Bowheads May Bear Brunt of Energy Exploration in the Arctic

Balaena mysticetus, or bowhead whale. (Photo: naturepl.org/Martha Holmes)
Balaena mysticetus, or bowhead whale. (Photo: naturepl.org/Martha Holmes)
The range of the bowhead whale, Balaena mysticetus. (Source: WWF)
The range of the bowhead whale, Balaena mysticetus. (Source: WWF)
Circumarctic distribution of oil and gas reserves, with leased areas and existing well sites. (Source: WWF)
Circumarctic distribution of oil and gas reserves, with leased areas and existing well sites. (Source: WWF)

Just-published report reveals that oil and gas and shipping activity is on collision course with whale habitat

 

The World Wildlife Fund (Canada) has published a paper in the journal Marine Policy that reveals the extensive overlap of areas targeted for Arctic energy development with the habitat of the endangered bowhead whale.

Reported by the Iqaluit, Nunavut-based newspaper Nunatsiaq News, the WWF collected data from conservation experts around the world to map the habitat of the year-round Arctic whale species—bowheads, belugas and narwhals. They also collected the latest information about cetacean hang-outs during the Arctic summer, when oil and gas exploration is at its peak. The report shows how some planned and existing oil and gas and shipping projects overlap the places important to the whales’ future survival.

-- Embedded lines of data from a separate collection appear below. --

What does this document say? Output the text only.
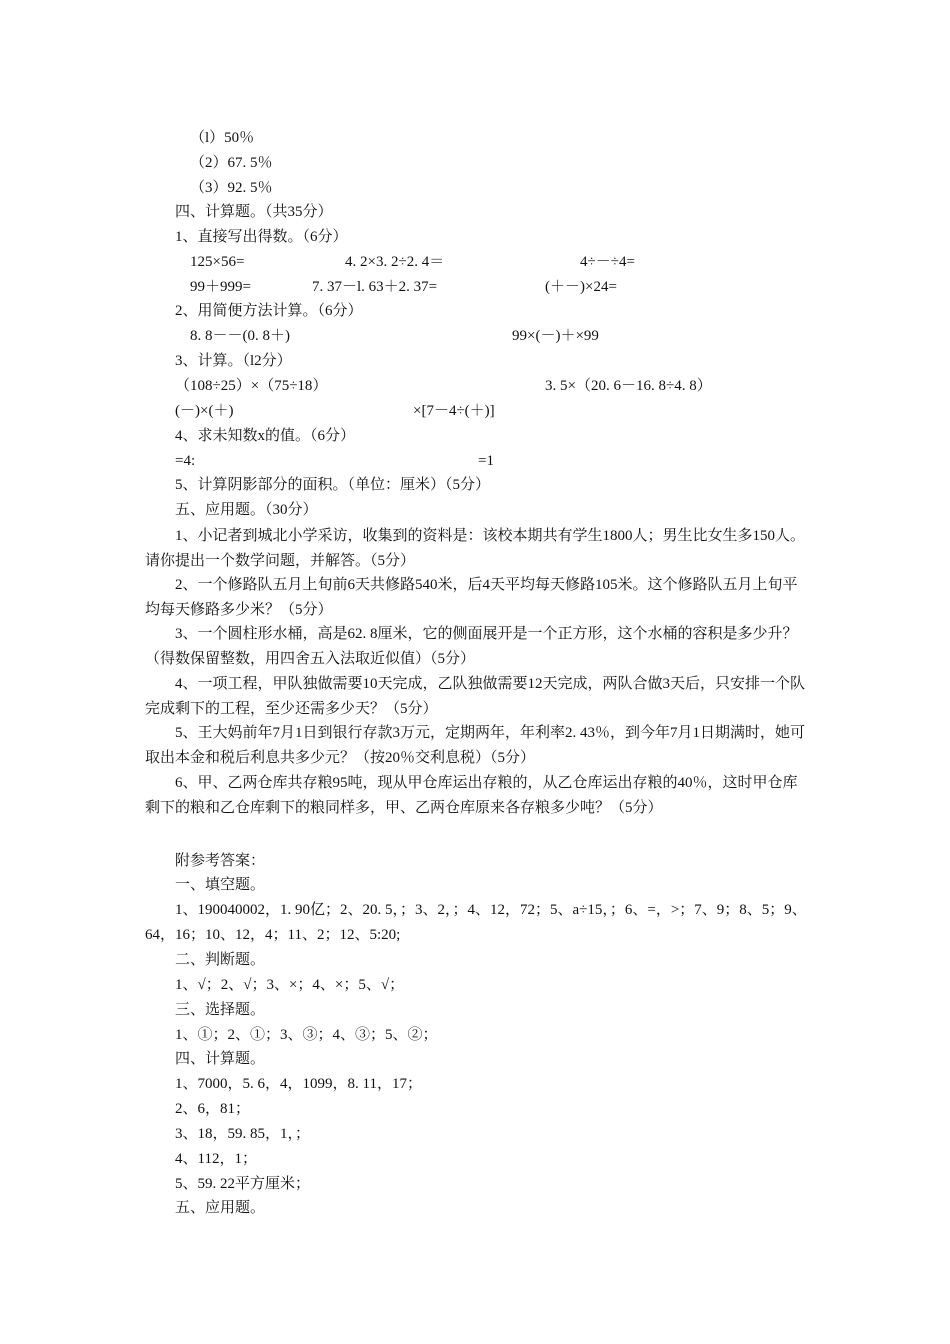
（l）50％
（2）67. 5％
（3）92. 5％
四、计算题。（共35分）
1、直接写出得数。（6分）
125×56=	4. 2×3. 2÷2. 4＝	4÷－÷4=
99＋999=	7. 37－l. 63＋2. 37=	(＋－)×24=
2、用简便方法计算。（6分）
8. 8－－(0. 8＋)	99×(－)＋×99
3、计算。（l2分）
（108÷25）×（75÷18）	3. 5×（20. 6－16. 8÷4. 8）
(－)×(＋)	×[7－4÷(＋)]
4、求未知数x的值。（6分）
=4:	=1
5、计算阴影部分的面积。（单位：厘米）（5分）
五、应用题。（30分）
1、小记者到城北小学采访，收集到的资料是：该校本期共有学生1800人；男生比女生多150人。请你提出一个数学问题，并解答。（5分）
2、一个修路队五月上旬前6天共修路540米，后4天平均每天修路105米。这个修路队五月上旬平均每天修路多少米？（5分）
3、一个圆柱形水桶，高是62. 8厘米，它的侧面展开是一个正方形，这个水桶的容积是多少升？（得数保留整数，用四舍五入法取近似值）（5分）
4、一项工程，甲队独做需要10天完成，乙队独做需要12天完成，两队合做3天后，只安排一个队完成剩下的工程，至少还需多少天？（5分）
5、王大妈前年7月1日到银行存款3万元，定期两年，年利率2. 43％，到今年7月1日期满时，她可取出本金和税后利息共多少元？（按20％交利息税）（5分）
6、甲、乙两仓库共存粮95吨，现从甲仓库运出存粮的，从乙仓库运出存粮的40％，这时甲仓库剩下的粮和乙仓库剩下的粮同样多，甲、乙两仓库原来各存粮多少吨？（5分）
附参考答案：
一、填空题。
1、190040002，1. 90亿；2、20. 5，；3、2，；4、12，72；5、a÷15，；6、=，>；7、9；8、5；9、64，16；10、12，4；11、2；12、5:20;
二、判断题。
1、√；2、√；3、×；4、×；5、√；
三、选择题。
1、①；2、①；3、③；4、③；5、②；
四、计算题。
1、7000，5. 6，4，1099，8. 11，17；
2、6，81；
3、18，59. 85，1，；
4、112，1；
5、59. 22平方厘米；
五、应用题。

“These ice-adapted Arctic whales are already stressed by rapid climate change,” noted Pete Ewins, an author on the paper and Arctic whale specialist for the WWF. “Killer whales are moving into their territory and preying on them, their food sources are moving, and now on top of that, industry is on their doorstep.”

Off the coast of Nunavut, for example, major hydrocarbon deposits are believed to lie beneath the Baffin Basin. Ewins told Nunatsiaq News that 60 percent of local whale habitat overlaps with energy exploration areas. “Oil and gas exploration is risky business—it’s good for the economy, but it’s bad for the whales,” Ewins added. We have to plan wisely” for energy development in the polar regions.

Besides revealing the alarming proximity of whale habitats to theorized hydrocarbon reserves, the report suggests how conflicts can be reduced in an Arctic with decreasing sea ice cover. The risks of oil spills in icy waters are highlighted as the biggest and most difficult risks to manage or avoid. Other side effects of oil and gas drilling affect cetaceans in particular. Ship strikes are a major problem, as is seismic testing and other underwater noise. And these man-made dangers are just the cherry on the climate change cake.

The WWF offers suggestions for mitigating the harm to struggling whale species while acknowledging the global interest in drilling for oil and natural gas in the frozen zone.

“It’s not only about declaring the most important places”—where whales calve, rear young, rest and feed—“off-limits,” says Ewins. “For instance, in some cases, simply slowing ships when they’re entering these highly sensitive areas could be enough to reduce impacts. In other cases, the whales are only using these areas for a specified time, so it should be possible to just avoid those areas for that period.” The paper also argues for better monitoring of the whales’ responses to disturbance, in order to determine their precise sensitivity to different forms of human activities.